> Date: Mon, 31 Jan 2005 09:56:09 -0500
> From: Naomi Altman <naomi@stat.psu.edu>
> Subject: [BioC] limma - FDR adjusted "p-values"
> To: bioconductor@stat.math.ethz.ch
>
> Just a suggestion:
>
> The FDR adjusted "p-values" are called "q-values" in much of the
> literature. I suggest that limma follow suit,
It's certainly true that a lot of users have trouble with FDR and with
adjusted p-values in
general. Perhaps you're right that limma should use the term
"q-values". This would associate
p-values with control/estimation of FWER and q-values with
control/estimation of FDR.
The reason I haven't this so far is because the term "q-value" coined
by John Storey seems to me
to measure something slightly different to Benjamini and Hocherg
adjusted p-values. I think that
John Storey's q-value uses a slightly different definition of false
discovery rate, namely pFDR,
the positive false rate. Also I think it usually estimates pFDR
rather than formally controlling
it. Although there is a value "Q" which appears in Benjamin and
Hochberg's formulations, and it
is closely related to q-values, it is not exactly the same. So I
have been reluctant to use the
term "q-value" for things which were not quite the same, as this would
cloud the fine meaning of
the term. Perhaps I am splitting hairs here and should just accept
the broad definition of
q-value for FDR or pFDR and p-value for FWER. Any other opinions?
I have also thought that perhaps topTable() should label the
p-value/q-value column in the output
to indicate which adjustment method was used to generate the table.

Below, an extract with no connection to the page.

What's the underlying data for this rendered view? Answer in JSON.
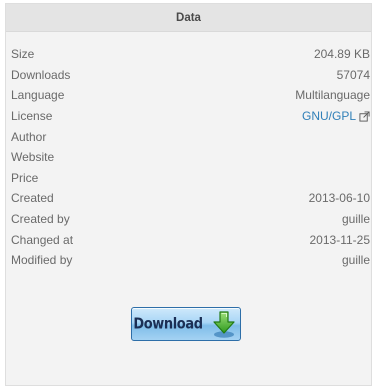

> and also add a line to the
> documentation (it might already be there and I missed it)
>
> "If the number of significant results at level alpha is less than
> alpha*(number of genes), then the q-value will be 1.0."
>
> It seems like I have to explain this to just about every
investigator who
> runs into this.
I get a lot of questions about this as well. Actually, the statement
you've made isn't always
true, although it usually is. Even if the smallest p-value out of n
genes is only as small as
1/n, the "fdr" adjusted p-value is not always 1. It can be as small
as 1/n depending on the other
n-1 p-values.
Perhaps the way to go would be for topTable() to output the raw
p-values as well as the adjusted
p-values/q-values. I haven't done this so as to keep the table as
small as possible, but it would
prevent users from being presented with just a list of p-values all
equal to 1. What do you
think?
Gordon
> Naomi S. Altman 814-865-3791 (voice)
> Associate Professor
> Bioinformatics Consulting Center
> Dept. of Statistics 814-863-7114 (fax)
> Penn State University 814-865-1348
(Statistics)
> University Park, PA 16802-2111
On Feb 1, 2005, at 7:30 AM, Gordon K Smyth wrote:
>> Date: Mon, 31 Jan 2005 09:56:09 -0500
>> From: Naomi Altman <naomi@stat.psu.edu>
>> Subject: [BioC] limma - FDR adjusted "p-values"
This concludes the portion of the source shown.